Updated: Jun 22
Martial arts can come in many styles. One might struggle to find any commonalities between Muay Thai and Shodokan, for example. But something every martial arts has in common is dedication, resilience, and persistence required to become any good at it. The discipline and focus required to become even minimally acceptable at any kind of martial arts provides a lifelong outlet for children that they can continue far into adulthood.
A big part of any martial arts is repetition. The continual perfection of the craft which is what makes an individual adept at whatever style they decide to do. The only way that someone can become at least passing is through practice and repetition, which requires discipline and focus. Furthermore, the ability to aim in on something for extended periods of time will be a necessity for any pursuit, not just martial arts. Being able to spend hours practicing any given technique seeps into education or work.

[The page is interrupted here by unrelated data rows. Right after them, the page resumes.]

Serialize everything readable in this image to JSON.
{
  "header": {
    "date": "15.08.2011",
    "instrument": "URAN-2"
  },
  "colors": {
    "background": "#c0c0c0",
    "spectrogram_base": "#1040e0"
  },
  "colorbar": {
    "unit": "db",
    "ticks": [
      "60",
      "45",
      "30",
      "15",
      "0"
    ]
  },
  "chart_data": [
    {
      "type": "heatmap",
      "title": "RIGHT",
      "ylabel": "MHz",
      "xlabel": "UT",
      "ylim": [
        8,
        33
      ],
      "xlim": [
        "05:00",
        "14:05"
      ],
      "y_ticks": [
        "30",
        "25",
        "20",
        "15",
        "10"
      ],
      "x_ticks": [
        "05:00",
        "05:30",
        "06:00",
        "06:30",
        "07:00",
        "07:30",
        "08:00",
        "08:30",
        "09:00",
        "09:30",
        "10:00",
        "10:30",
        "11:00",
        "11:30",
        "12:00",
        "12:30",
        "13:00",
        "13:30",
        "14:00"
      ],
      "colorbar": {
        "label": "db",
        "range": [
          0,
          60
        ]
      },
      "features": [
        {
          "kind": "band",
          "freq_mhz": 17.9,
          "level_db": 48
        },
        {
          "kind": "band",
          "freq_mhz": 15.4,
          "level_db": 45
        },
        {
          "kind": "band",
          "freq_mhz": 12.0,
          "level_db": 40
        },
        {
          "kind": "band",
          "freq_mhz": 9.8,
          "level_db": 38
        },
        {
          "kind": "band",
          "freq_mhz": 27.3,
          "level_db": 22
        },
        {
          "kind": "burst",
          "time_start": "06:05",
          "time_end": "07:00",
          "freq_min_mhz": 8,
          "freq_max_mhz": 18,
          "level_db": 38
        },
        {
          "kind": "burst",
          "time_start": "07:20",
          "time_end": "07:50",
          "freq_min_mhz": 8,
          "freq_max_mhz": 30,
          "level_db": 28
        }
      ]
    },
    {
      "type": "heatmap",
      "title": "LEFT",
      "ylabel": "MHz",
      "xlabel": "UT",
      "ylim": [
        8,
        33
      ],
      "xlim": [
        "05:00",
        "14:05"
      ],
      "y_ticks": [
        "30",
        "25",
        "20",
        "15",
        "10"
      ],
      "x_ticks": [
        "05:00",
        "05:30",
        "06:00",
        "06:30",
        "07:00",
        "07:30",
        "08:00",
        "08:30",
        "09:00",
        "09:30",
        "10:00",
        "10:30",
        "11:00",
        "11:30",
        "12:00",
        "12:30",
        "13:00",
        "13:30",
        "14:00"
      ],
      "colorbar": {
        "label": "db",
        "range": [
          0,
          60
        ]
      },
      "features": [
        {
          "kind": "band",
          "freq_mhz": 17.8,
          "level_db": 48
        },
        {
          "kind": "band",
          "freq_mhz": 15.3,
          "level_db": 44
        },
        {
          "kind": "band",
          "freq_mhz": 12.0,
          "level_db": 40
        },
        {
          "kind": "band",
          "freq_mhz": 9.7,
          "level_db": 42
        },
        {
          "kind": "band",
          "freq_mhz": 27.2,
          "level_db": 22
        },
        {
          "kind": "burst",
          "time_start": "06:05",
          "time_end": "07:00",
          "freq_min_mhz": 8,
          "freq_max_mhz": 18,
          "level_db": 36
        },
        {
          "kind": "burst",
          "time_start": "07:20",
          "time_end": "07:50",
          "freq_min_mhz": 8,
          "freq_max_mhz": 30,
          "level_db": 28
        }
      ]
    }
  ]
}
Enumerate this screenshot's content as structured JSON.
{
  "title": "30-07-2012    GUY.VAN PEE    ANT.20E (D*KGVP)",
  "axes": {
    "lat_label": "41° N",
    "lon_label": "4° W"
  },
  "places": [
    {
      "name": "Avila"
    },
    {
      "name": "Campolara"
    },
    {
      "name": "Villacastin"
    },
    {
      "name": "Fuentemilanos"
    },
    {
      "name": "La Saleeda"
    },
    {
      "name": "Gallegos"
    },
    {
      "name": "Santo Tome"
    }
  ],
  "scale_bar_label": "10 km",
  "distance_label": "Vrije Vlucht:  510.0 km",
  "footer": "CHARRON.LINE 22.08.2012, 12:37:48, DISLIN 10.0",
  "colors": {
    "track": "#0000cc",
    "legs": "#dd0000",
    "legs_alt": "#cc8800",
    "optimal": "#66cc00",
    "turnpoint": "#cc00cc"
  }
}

Martial arts is a constantly adapting sport. The rules are not standard, or arbitrary. Being creative is consistently encouraged. Indeed, bringing something to the table is the logical conclusion to all styles. Memorization can be key, but adaptive and innovative methods are the only way to continue to improve, whether you are training self-defense or forms. Being exceptional in self-defense requires quick thinking, courage, and follow through. Furthermore, forms are becoming increasingly competitive with each year, highly encouraging innovation in the sport.
Something which is not encouraged as much as it should be in modern day America is fitness and innovative thinking. Any problem solving job, entrepreneurial position, or management, requires constant care and attention. The ability to fully delve and understand something is not applicable only to martial arts, but to nearly everything someone can do with their life.